NIBTT owes $50m to vendor for Empower tech upgrade

Trinidad and Tobago’s National Insurance Board (NIBTT) is confronting growing parliamentary scrutiny after confirming it holds more than $50 million in outstanding payments to a digital service vendor working on its flagship Empower digitization initiative, a project designed to overhaul the agency’s outdated service delivery and revenue collection systems.

The details of the unpaid liability were brought to light during a Friday sitting of the Joint Select Committee (JSC) on Finance and Legal Affairs, a parliamentary panel currently conducting a review of NIBTT’s public accessibility, responsiveness, and overall service performance. Committee members have raised pointed questions about the financial sustainability of the $300 million-plus project, which is funded entirely through NIBTT’s existing contribution collections and investment returns, at a time when the agency already faces a gap between incoming contributions and outgoing benefit payouts.

NIBTT leadership has defended the multi-phase transformation effort, arguing that the deep digitization push is non-negotiable for the agency’s long-term functionality. For decades, NIBTT has relied on slow, paper-based and manual processing systems to handle its massive annual workload: roughly 40,000 new claims and 480,000 employer submissions each year. Executive Director Niala Persad-Poliah explained that existing legislation, the NIBTT Act, prohibits the agency from using bond financing to fund capital projects like Empower, forcing the organization to draw on its operating revenue. The first two phases of the project, which launched in 2022 and wrapped up implementation in August 2024, delivered a new human capital management system and an integrated financial platform, laying the groundwork for full operational overhaul.

Persad-Poliah also clarified the discrepancy between the original $164 million project budget and the much higher total spending to date. She noted that the initial budget only covered core hardware and software costs, excluding critical supporting expenses including consultant fees, marketing outreach, and third-party project management services. To date, $143 million in solution implementation costs plus $10.3 million in value-added tax have been paid, with ongoing annual maintenance costs set at $18 million for existing systems, rising to $50 million annually once the full project is complete. The $50.9 million outstanding payment to the lead vendor will be settled once the final phase of work is delivered, and NIBTT management has already submitted a request to its board for additional funding to cover outstanding obligations.

The final phase of the Empower project will focus on rolling out customer-facing digital tools, including an online portal that allows claimants to track their applications in real time and access services remotely, addressing longstanding public complaints about extended processing delays. So far, roughly 1,400 employers have registered for the new portal, and Persad-Poliah has urged more businesses to adopt the digital system to speed up processing. Agency technology leaders report that user acceptance testing (UAT) for the full system is 96% complete, with final end-to-end testing now underway to verify the entire workflow from claim submission to payment disbursement.

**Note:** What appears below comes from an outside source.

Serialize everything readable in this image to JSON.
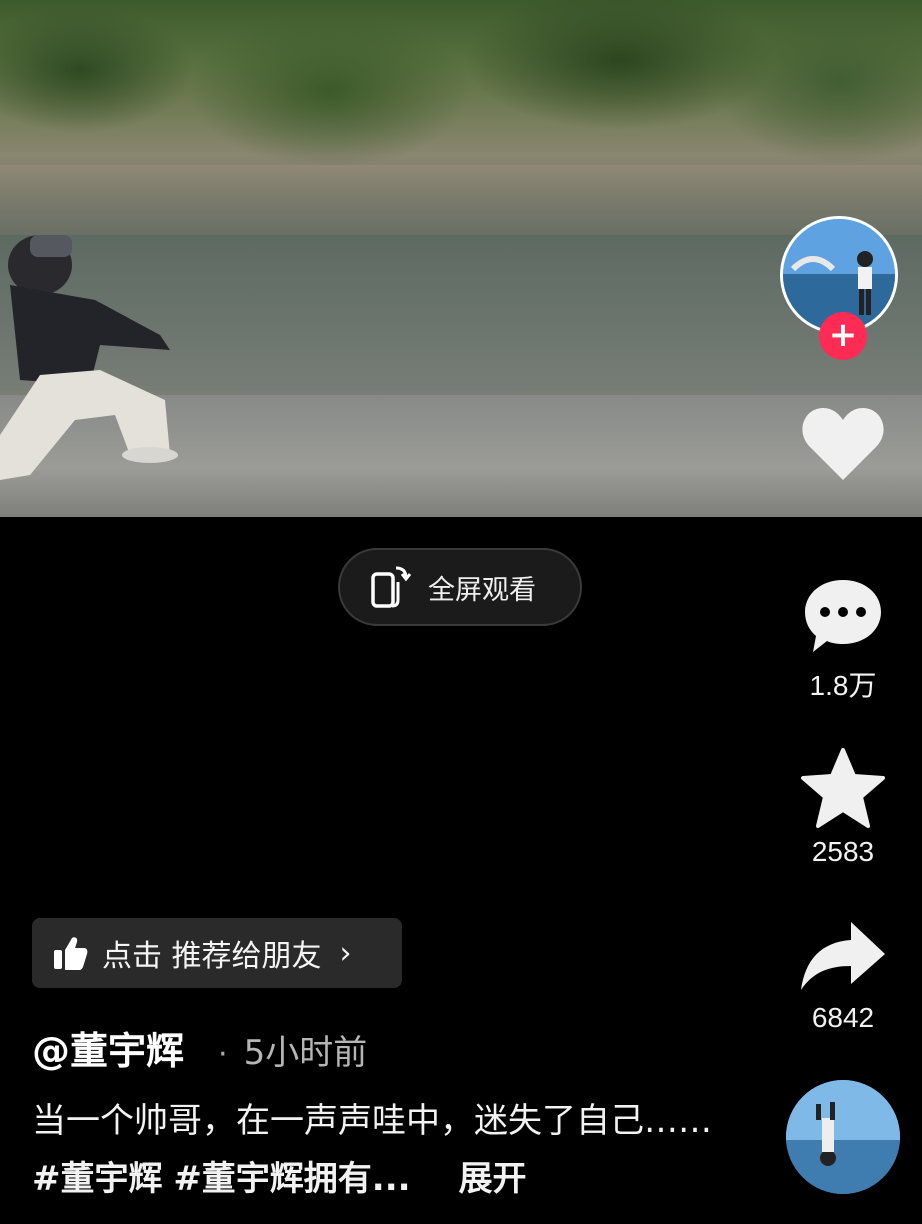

Despite the progress, NIBTT acknowledges that thousands of claims remain backlogged, and the full public benefits of the project have yet to take effect. Human Resources Executive Director Isha Khan told the committee that the agency has reassigned existing staff full-time to backlog reduction over the past two years, used acting arrangements to fill vacant roles, and brought on external contract workers to support entry-level operations. Even with these adjustments, staff remain overburdened by the high volume of claims.

JSC Chair Dr. Marlene Attzs, an Independent Senator, echoed committee members’ concerns, pressing NIBTT leadership for clarity on when vulnerable populations, who rely most heavily on NIBTT benefits, will see tangible improvements to service speed and accessibility. NIBTT officials reaffirmed that once fully implemented, the Empower system will dramatically expand access for people with special needs and other vulnerable groups by eliminating the need for in-person visits and reducing processing wait times.